Dhool ka Phool is a film I’d heard of many times before I watched it. I put off watching it mainly because Rajendra Kumar isn’t one of my favourites, and films about illegitimate children—or even children believed to be illegitimate, since their parents got secretly married—are, more often than not, tedious and melodramatic. [Ever wondered, by the way, why illegitimate children in Hindi films tend to be referred to as flowers? Dhool ka Phool, Ek Phool Do Maali, and the like. Considering how people in Hindi cinema tended to look down upon children of unwed parents, I’d have expected ‘weed’ to be a more appropriate appellation. I will admit, though, that ‘Ek Kharpatvaar Do Maali’ does not have much recall value].

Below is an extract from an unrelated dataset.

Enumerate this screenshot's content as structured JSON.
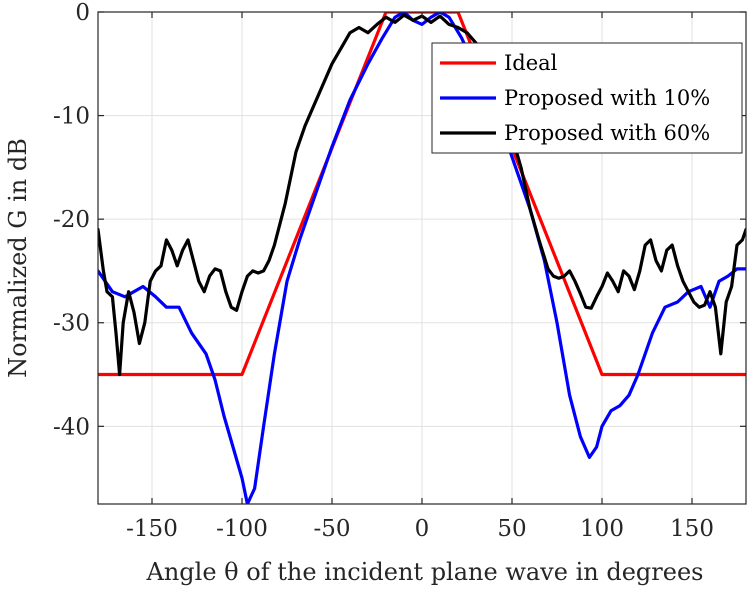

But, I digress. This was an interesting enough film. Predictable in some ways, and not in others, especially in the way it laid stress on the fact that a child should not be held responsible for the deeds of its parents. More on that, below.
What I liked about this film:
The music, by N Dutta (with lyrics by my favourite, the inimitable Sahir Ludhianvi). Although the song that perhaps most adequately encapsulates the message of Dhool ka Phool is Tu Hindu banega na Mussulmaan banega (and it’s not a bad song, music-wise, either), my favourite song from this film is the lovely Jhukti ghata gaati hawa, followed by the eventually ironic Tere pyaar ka aasraa chahta hoon, wafaa kar raha hoon, wafaa chahta hoon.
The somewhat unusual treatment, at times, of some tropes. For instance, the fact that Meena’s and Mahesh’s love story is not one of undying love (compare this to similar films like Ek Phool Do Maali or Aradhana or Phoolon ki Sej, all with the unwed mother separated by fate from the father of her child, and all with the mother spending the rest of her life either mourning her lost love, or eventually reunited with him). Dhool ka Phool, in contrast, has the temerity to let Meena and Mahesh go their own ways, and for Meena—refreshingly bold, thank heavens—to eventually find love again.
What I didn’t like:
A fair number of things grated on my nerves while watching Dhool ka Phool, though none of these were by themselves enough to make me dislike the film. Rajendra Kumar isn’t one of my favourite actors, so that was a minus from the beginning. Daisy Irani’s character Ramesh is bratty and needs a swift kick in the pants, and the film does tend towards too much melodrama in places.
However, considering it questions some longstanding social norms (that the woman is to blame for conceiving out of wedlock, and that an illegitimate child must be ostracised)—that is good reason to applaud Dhool ka Phool. It was forward-thinking for its time, a fact also evidenced in the way its characters often behave (Jagdish Chandra takes Meena’s past in his stride, for example; and Abdul Chaacha does not hesitate to bring up an unknown child as his own). If only for that (and the good music, and some good acting from Manmohan Krishna, Mala Sinha, and Ashok Kumar), this is a film worth a watch.